Fauci: So it looks now like with all of the cautions that one needs to take to make sure that this is done in a medically supervised way so that you don't get any unnecessary complications and that, in fact, people don't assume that if they're circumcised therefore they're completely protected which they're not — taking those things into consideration, it appears now that circumcision will take its place among the effective ways of preventing HIV infection. But it must be done in accordance with other safe sex procedures. It can't be a stand-alone way to do it.
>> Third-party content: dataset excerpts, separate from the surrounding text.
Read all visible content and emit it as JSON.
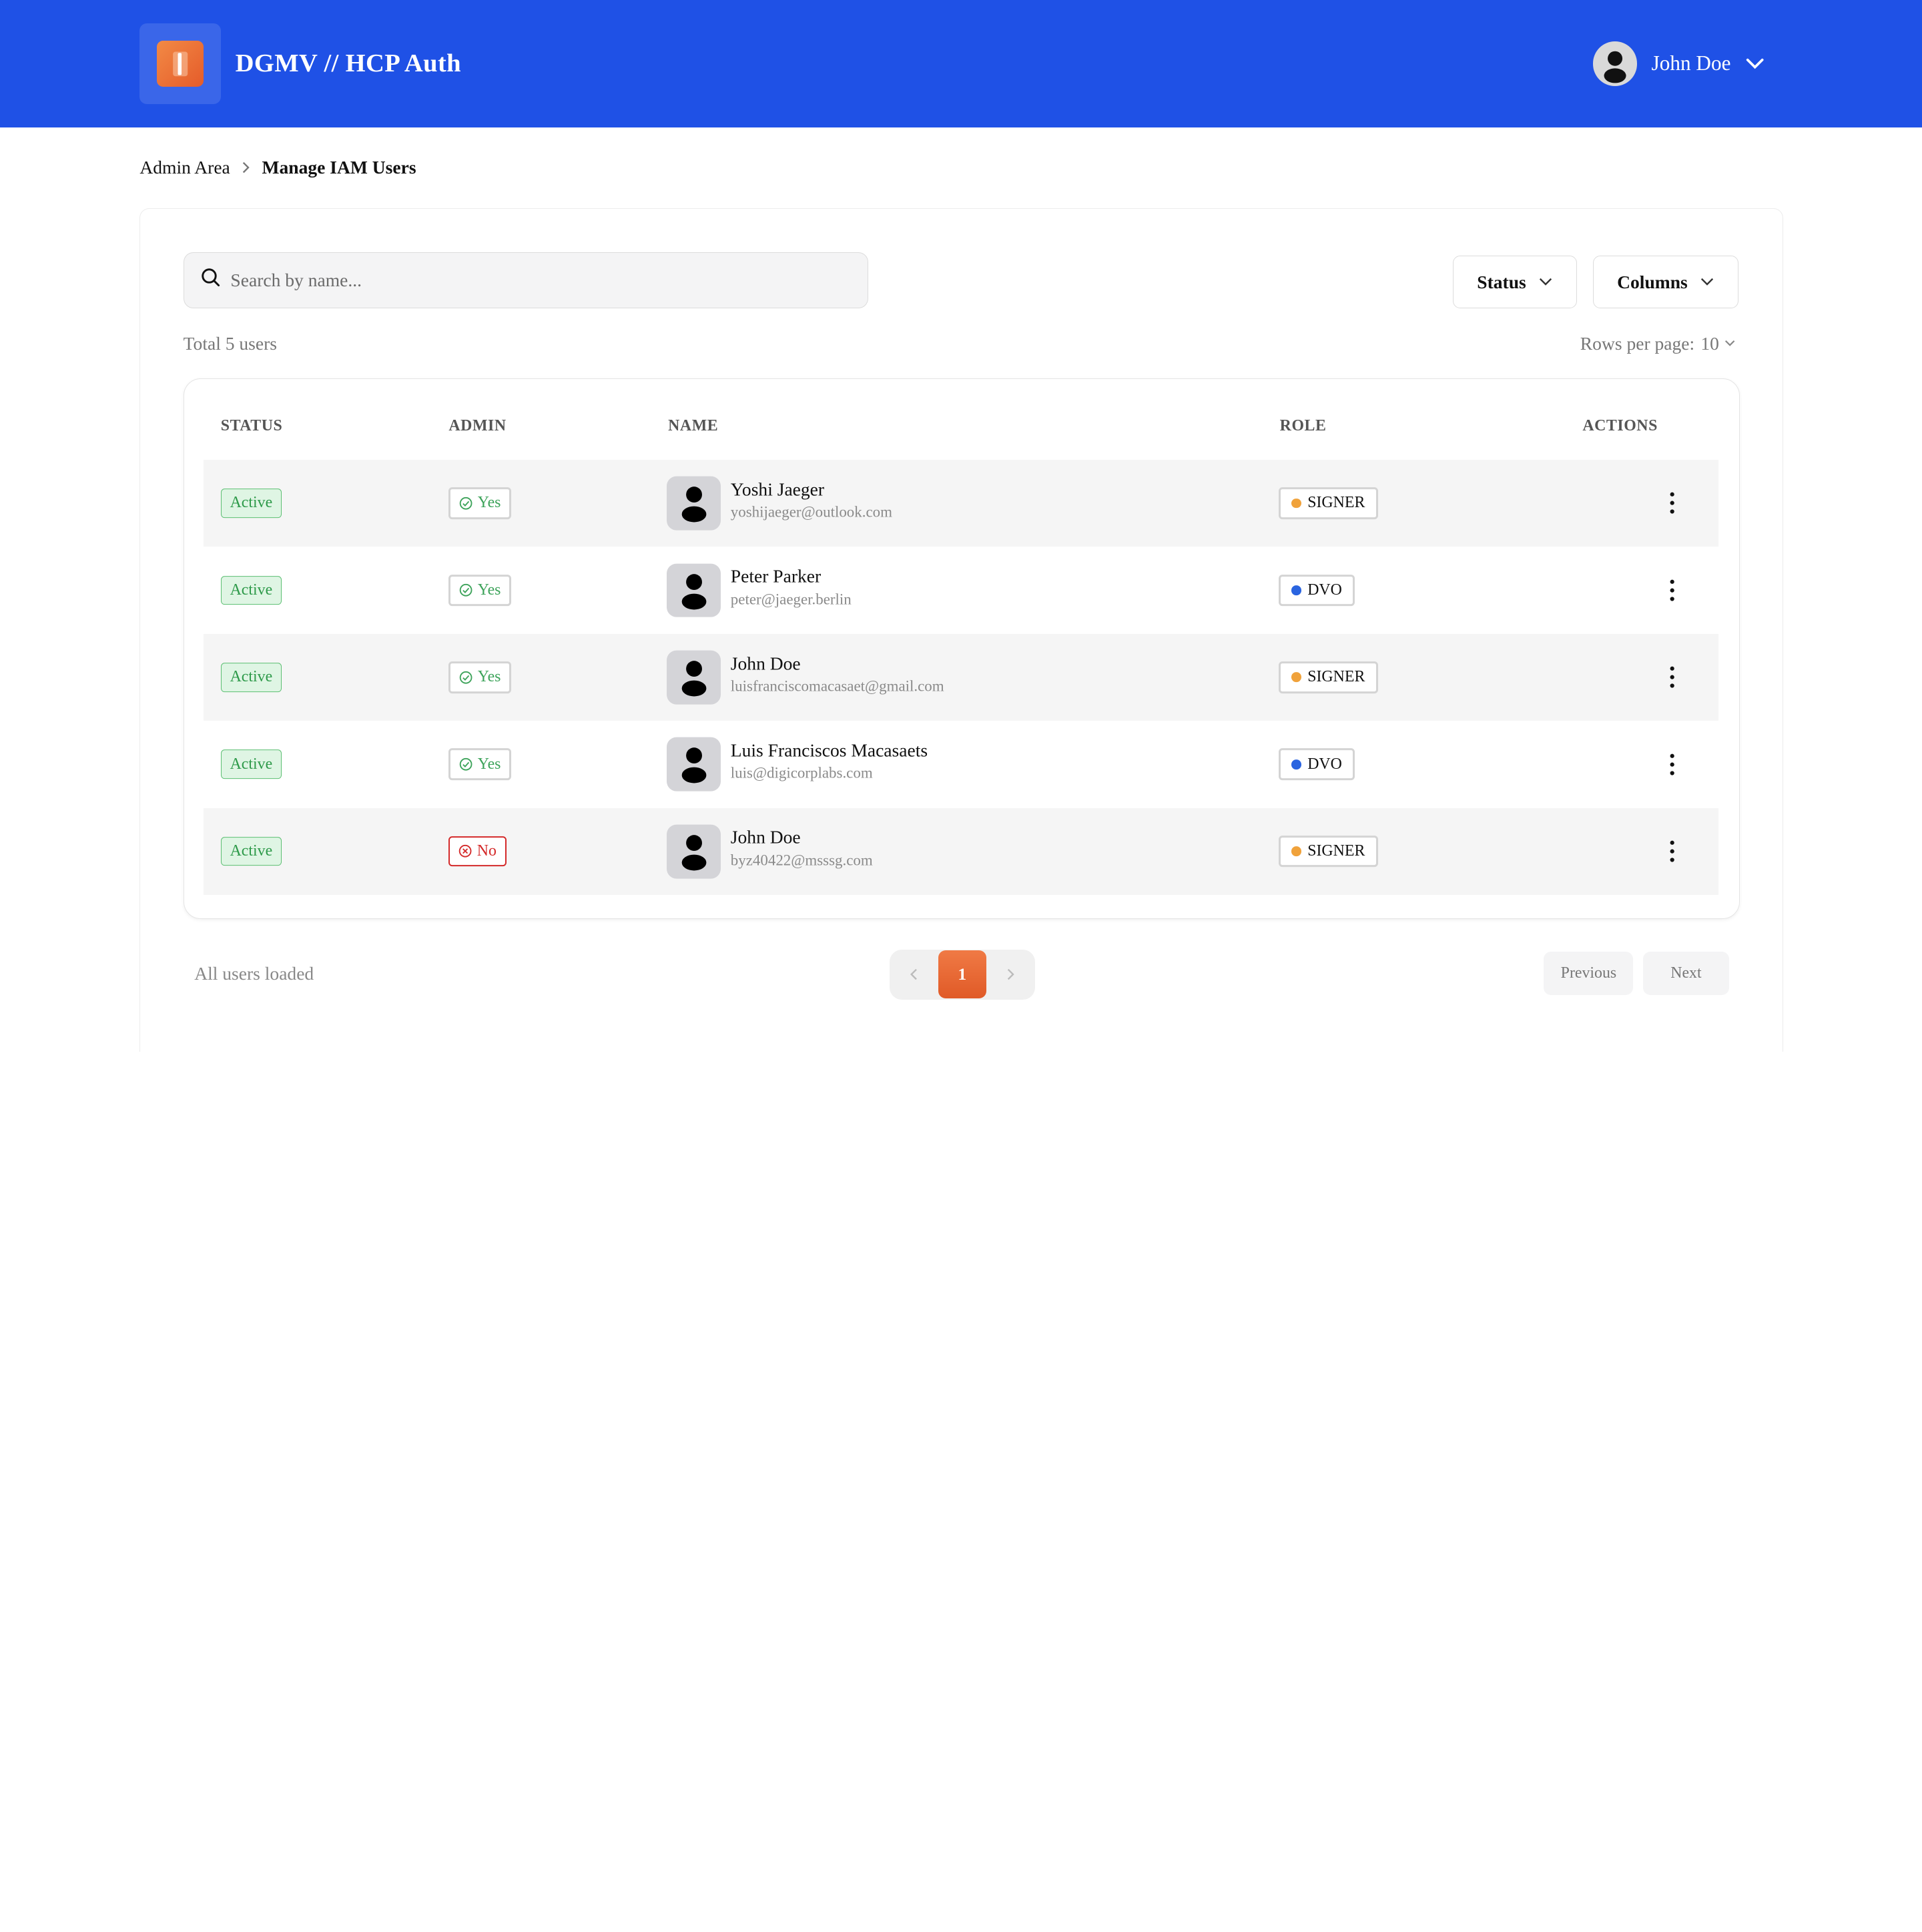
{
  "app": {
    "title": "DGMV // HCP Auth",
    "accent_color": "#1f51e6",
    "logo_icon": "app-logo-icon"
  },
  "header": {
    "user_name": "John Doe",
    "avatar_icon": "user-avatar-icon",
    "menu_icon": "chevron-down-icon"
  },
  "breadcrumb": {
    "parent": "Admin Area",
    "current": "Manage IAM Users"
  },
  "toolbar": {
    "search_placeholder": "Search by name...",
    "status_label": "Status",
    "columns_label": "Columns",
    "total_text": "Total 5 users",
    "rows_per_page_label": "Rows per page:",
    "rows_per_page_value": "10"
  },
  "table": {
    "columns": [
      "STATUS",
      "ADMIN",
      "NAME",
      "ROLE",
      "ACTIONS"
    ],
    "rows": [
      {
        "status": "Active",
        "admin": "Yes",
        "admin_yes": true,
        "name": "Yoshi Jaeger",
        "email": "yoshijaeger@outlook.com",
        "role": "SIGNER",
        "role_color": "#f0a23b"
      },
      {
        "status": "Active",
        "admin": "Yes",
        "admin_yes": true,
        "name": "Peter Parker",
        "email": "peter@jaeger.berlin",
        "role": "DVO",
        "role_color": "#2a64e0"
      },
      {
        "status": "Active",
        "admin": "Yes",
        "admin_yes": true,
        "name": "John Doe",
        "email": "luisfranciscomacasaet@gmail.com",
        "role": "SIGNER",
        "role_color": "#f0a23b"
      },
      {
        "status": "Active",
        "admin": "Yes",
        "admin_yes": true,
        "name": "Luis Franciscos Macasaets",
        "email": "luis@digicorplabs.com",
        "role": "DVO",
        "role_color": "#2a64e0"
      },
      {
        "status": "Active",
        "admin": "No",
        "admin_yes": false,
        "name": "John Doe",
        "email": "byz40422@msssg.com",
        "role": "SIGNER",
        "role_color": "#f0a23b"
      }
    ]
  },
  "footer": {
    "loaded_text": "All users loaded",
    "current_page": "1",
    "previous_label": "Previous",
    "next_label": "Next",
    "page_active_color": "#e8682f"
  }
}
But it's a very important advance because of what the results show that you can actually; by a relatively simple one time permanent intervention you can actually cut the rate of HIV infection by over 50 percent.
Akinso: Dr. Fauci said it is critical to emphasize that these clinical trials demonstrated that medical circumcision is safe and effective when the procedure is performed by medically trained professionals and when patients receive appropriate care during the healing period following surgery.
Fauci: Obviously you need to be sensitive to the particular cultures and traditions in the societies of the various countries. So in that regard, the World Health Organization is convening a meeting of health leaders from the region in Sub-Saharan Africa to go over data and to explain what the benefits and risks are of this procedure and to leave it up to the authorities within given countries as to whether or not that they would proceed with or recommend that the males in their nation get circumcised for the purpose of avoiding HIV infection.
Akinso: Dr. Fauci said researchers have noted significant variations in HIV prevalence that seemed, at least in certain African and Asian countries, to be associated with the levels of male circumcision in the community. According to Dr. Fauci., in areas where circumcision is common, HIV prevalence tends to be lower; conversely, areas of higher HIV prevalence overlapped with regions where male circumcision is not commonly practiced. This is Wally Akinso at the National Institutes of Health, Bethesda, Maryland.